About 120,000 civilians are in dire need of food, water, warmth and communications, said the mayor of Mariupol.
Boychenko said that only residents who passed through the Russian “purification camps” were released from the city.
Ukrainian officials have said that Russian forces are confiscating the passports of Ukrainian citizens, then transferring them to camps in separatist-held eastern Ukraine before sending them to remote, economically distressed regions of Russia.
Boychenko said on Monday that those who did not pass the “liquidation” process were taken to makeshift prisons. He said 33,000 or more people had been transferred to Russia or the breakaway territories of Ukraine.
The Russians denied moving people against their will.
President Volodymyr Zelensky has warned Ukrainians that Russia may use chemical weapons in Mariupol. “We are taking this matter as seriously as possible,” Zelensky said in his Monday night address.
Western leaders had warned even before Russian forces entered Ukraine that Russia might resort to unconventional weapons there, especially chemical agents.

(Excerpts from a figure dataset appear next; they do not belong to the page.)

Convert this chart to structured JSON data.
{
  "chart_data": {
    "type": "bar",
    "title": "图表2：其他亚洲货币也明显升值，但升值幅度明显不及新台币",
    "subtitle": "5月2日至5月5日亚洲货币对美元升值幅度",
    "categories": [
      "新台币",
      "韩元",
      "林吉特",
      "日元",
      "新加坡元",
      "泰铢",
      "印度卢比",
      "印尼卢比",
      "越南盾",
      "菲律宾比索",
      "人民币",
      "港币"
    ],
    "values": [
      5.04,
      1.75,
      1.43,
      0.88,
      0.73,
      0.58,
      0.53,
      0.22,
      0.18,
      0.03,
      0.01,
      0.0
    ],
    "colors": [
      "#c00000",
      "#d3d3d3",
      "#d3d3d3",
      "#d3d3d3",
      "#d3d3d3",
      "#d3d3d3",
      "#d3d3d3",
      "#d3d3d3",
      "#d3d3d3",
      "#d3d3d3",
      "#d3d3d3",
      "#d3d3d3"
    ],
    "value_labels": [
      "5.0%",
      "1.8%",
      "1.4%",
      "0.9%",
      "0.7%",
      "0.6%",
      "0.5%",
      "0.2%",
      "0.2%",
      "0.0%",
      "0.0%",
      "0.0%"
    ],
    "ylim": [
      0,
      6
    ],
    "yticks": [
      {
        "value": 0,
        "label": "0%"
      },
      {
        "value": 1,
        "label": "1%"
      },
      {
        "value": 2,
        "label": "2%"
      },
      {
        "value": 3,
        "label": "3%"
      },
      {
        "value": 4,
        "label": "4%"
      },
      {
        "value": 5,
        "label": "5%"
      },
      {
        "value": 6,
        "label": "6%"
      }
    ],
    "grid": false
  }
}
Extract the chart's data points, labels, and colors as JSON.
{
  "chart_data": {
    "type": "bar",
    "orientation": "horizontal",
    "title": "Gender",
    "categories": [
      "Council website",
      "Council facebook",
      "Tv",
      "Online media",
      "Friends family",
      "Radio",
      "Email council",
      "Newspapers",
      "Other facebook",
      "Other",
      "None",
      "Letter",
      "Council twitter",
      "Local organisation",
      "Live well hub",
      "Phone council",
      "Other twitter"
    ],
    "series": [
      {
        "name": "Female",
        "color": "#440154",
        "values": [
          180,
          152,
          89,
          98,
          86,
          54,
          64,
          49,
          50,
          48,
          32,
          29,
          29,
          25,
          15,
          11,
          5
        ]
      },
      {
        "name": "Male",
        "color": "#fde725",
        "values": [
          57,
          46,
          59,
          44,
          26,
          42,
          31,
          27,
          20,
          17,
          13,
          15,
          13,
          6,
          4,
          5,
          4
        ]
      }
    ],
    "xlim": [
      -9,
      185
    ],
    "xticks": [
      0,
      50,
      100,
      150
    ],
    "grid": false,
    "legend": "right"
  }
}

Eduard Basurin, a Russia-allied separatist official, appeared to have urged their use on Monday, telling Russian state television that Russian-backed forces should seize a giant metallurgical plant in Mariupol from Ukrainian forces by first closing all exits to the plant. “And then we will use chemical forces to get her out of there,” he said.

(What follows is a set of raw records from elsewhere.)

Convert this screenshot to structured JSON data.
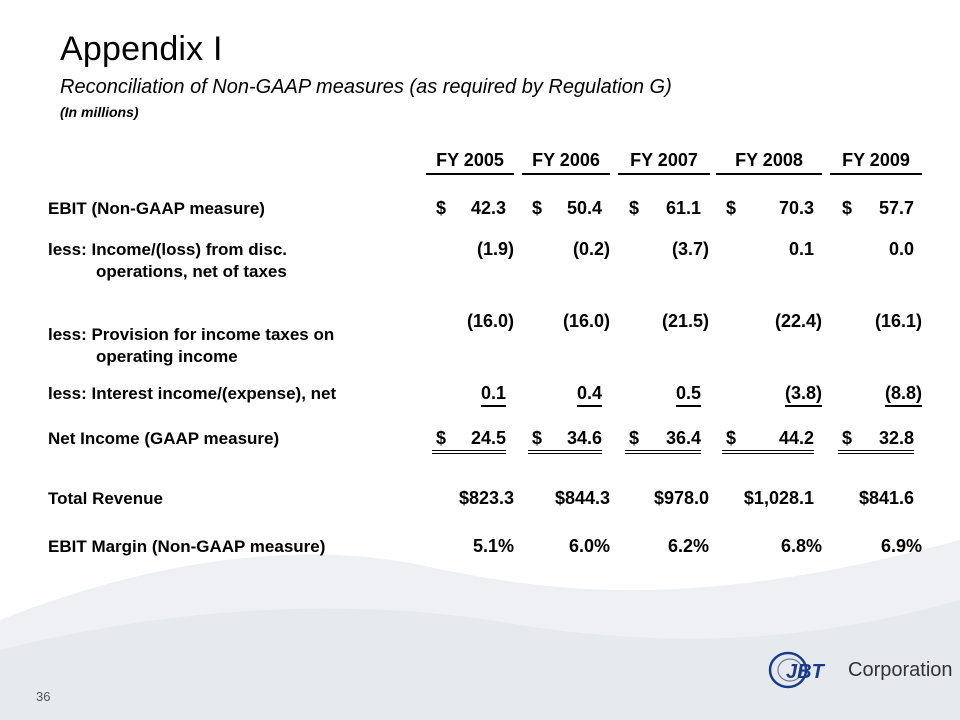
{
  "slide": {
    "title": "Appendix I",
    "subtitle": "Reconciliation of Non-GAAP measures (as required by Regulation G)",
    "unit_note": "(In millions)",
    "page_number": "36"
  },
  "table": {
    "headers": [
      "FY 2005",
      "FY 2006",
      "FY 2007",
      "FY 2008",
      "FY 2009"
    ],
    "rows": {
      "ebit": {
        "label": "EBIT (Non-GAAP measure)",
        "values": [
          "42.3",
          "50.4",
          "61.1",
          "70.3",
          "57.7"
        ],
        "currency": "$"
      },
      "disc_ops": {
        "label": "less: Income/(loss) from disc.",
        "label_cont": "operations, net of taxes",
        "values": [
          "(1.9)",
          "(0.2)",
          "(3.7)",
          "0.1",
          "0.0"
        ]
      },
      "taxes": {
        "label": "less: Provision for income taxes on",
        "label_cont": "operating income",
        "values": [
          "(16.0)",
          "(16.0)",
          "(21.5)",
          "(22.4)",
          "(16.1)"
        ]
      },
      "interest": {
        "label": "less: Interest income/(expense), net",
        "values": [
          "0.1",
          "0.4",
          "0.5",
          "(3.8)",
          "(8.8)"
        ]
      },
      "net_income": {
        "label": "Net Income (GAAP measure)",
        "values": [
          "24.5",
          "34.6",
          "36.4",
          "44.2",
          "32.8"
        ],
        "currency": "$"
      },
      "revenue": {
        "label": "Total Revenue",
        "values": [
          "$823.3",
          "$844.3",
          "$978.0",
          "$1,028.1",
          "$841.6"
        ]
      },
      "margin": {
        "label": "EBIT Margin (Non-GAAP measure)",
        "values": [
          "5.1%",
          "6.0%",
          "6.2%",
          "6.8%",
          "6.9%"
        ]
      }
    }
  },
  "logo": {
    "mark": "JBT",
    "word": "Corporation",
    "accent_color": "#1a3a8a"
  },
  "colors": {
    "wave": "#eef0f3"
  }
}
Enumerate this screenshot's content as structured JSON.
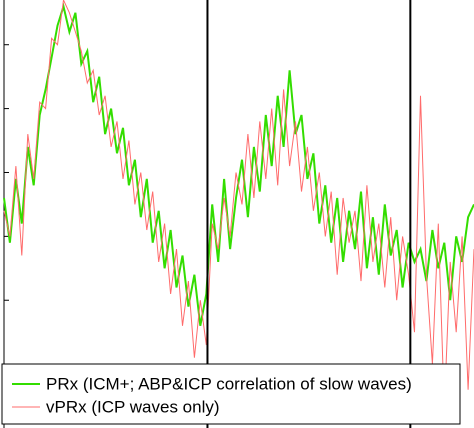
{
  "chart_data": {
    "type": "line",
    "x": [
      0,
      1,
      2,
      3,
      4,
      5,
      6,
      7,
      8,
      9,
      10,
      11,
      12,
      13,
      14,
      15,
      16,
      17,
      18,
      19,
      20,
      21,
      22,
      23,
      24,
      25,
      26,
      27,
      28,
      29,
      30,
      31,
      32,
      33,
      34,
      35,
      36,
      37,
      38,
      39,
      40,
      41,
      42,
      43,
      44,
      45,
      46,
      47,
      48,
      49,
      50,
      51,
      52,
      53,
      54,
      55,
      56,
      57,
      58,
      59,
      60,
      61,
      62,
      63,
      64,
      65,
      66,
      67,
      68,
      69,
      70,
      71,
      72,
      73,
      74,
      75,
      76,
      77,
      78,
      79
    ],
    "series": [
      {
        "name": "PRx (ICM+; ABP&ICP correlation  of slow waves)",
        "color": "#33dd00",
        "values": [
          3.6,
          2.9,
          3.9,
          3.2,
          4.4,
          3.8,
          4.9,
          5.3,
          5.8,
          6.3,
          6.6,
          6.2,
          6.5,
          5.7,
          5.9,
          5.1,
          5.5,
          4.6,
          5.0,
          4.3,
          4.7,
          3.8,
          4.2,
          3.3,
          3.9,
          2.9,
          3.4,
          2.5,
          3.1,
          2.2,
          2.7,
          1.9,
          2.4,
          1.6,
          2.1,
          3.5,
          2.6,
          3.9,
          2.8,
          3.6,
          4.2,
          3.3,
          4.4,
          3.7,
          4.9,
          4.1,
          5.2,
          4.4,
          5.6,
          4.6,
          4.9,
          3.9,
          4.3,
          3.2,
          3.8,
          2.9,
          3.6,
          2.6,
          3.4,
          2.8,
          3.7,
          2.5,
          3.3,
          2.4,
          3.5,
          2.7,
          3.1,
          2.2,
          2.9,
          2.6,
          2.8,
          2.3,
          3.1,
          2.5,
          2.9,
          2.0,
          3.0,
          2.6,
          3.3,
          3.5
        ]
      },
      {
        "name": "vPRx (ICP waves only)",
        "color": "#ff6b6b",
        "values": [
          3.4,
          3.0,
          4.1,
          2.7,
          4.6,
          3.9,
          5.1,
          5.0,
          6.1,
          6.0,
          6.7,
          6.5,
          6.2,
          5.9,
          5.4,
          5.6,
          4.9,
          5.2,
          4.4,
          4.8,
          3.9,
          4.5,
          3.5,
          4.0,
          3.1,
          3.7,
          2.6,
          3.2,
          2.1,
          2.8,
          1.6,
          2.3,
          1.1,
          2.0,
          1.3,
          3.2,
          2.8,
          3.6,
          3.0,
          4.0,
          3.5,
          4.6,
          3.6,
          4.8,
          3.9,
          5.0,
          3.8,
          5.3,
          4.1,
          4.8,
          3.7,
          4.4,
          3.4,
          4.0,
          3.0,
          3.7,
          2.4,
          3.6,
          2.9,
          3.4,
          2.3,
          3.8,
          2.6,
          3.2,
          2.2,
          3.3,
          2.0,
          3.0,
          2.4,
          1.5,
          5.2,
          2.4,
          1.0,
          3.2,
          0.3,
          2.6,
          1.5,
          3.0,
          0.6,
          2.8
        ]
      }
    ],
    "xlim": [
      0,
      79
    ],
    "ylim": [
      0,
      6.7
    ],
    "yticks": [
      1,
      2,
      3,
      4,
      5,
      6
    ],
    "vlines": [
      34.2,
      68.3
    ],
    "legend": "lower left"
  }
}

A Ukrainian regiment also claimed, without evidence, on Monday that a drone had dropped a toxic substance in Mariupol. She indicated that there were no serious injuries.
Pentagon spokesman John Kirby said in a statement that the United States could not confirm the drone report from Mariupol. But Kirby noted the administration’s continuing concerns “about Russia’s ability to use a variety of riot control agents, including tear gas mixed with chemical agents, in Ukraine.”
Western military analysts say the Russian offensive is increasingly focused on an arc of territory stretching from Kharkiv, Ukraine’s second largest city, in the north, to Kherson in the south.
Questions remain about the ability of the exhausted and frustrated Russian forces to conquer so much territory, but after their advance on Kyiv was repulsed by determined Ukrainian defenders.
Karmanau reports from Lviv, Ukraine. Anna wrote from Bucha, Ukraine. Associated Press writer Robert Burns and Associated Press journalists around the world contributed to this report.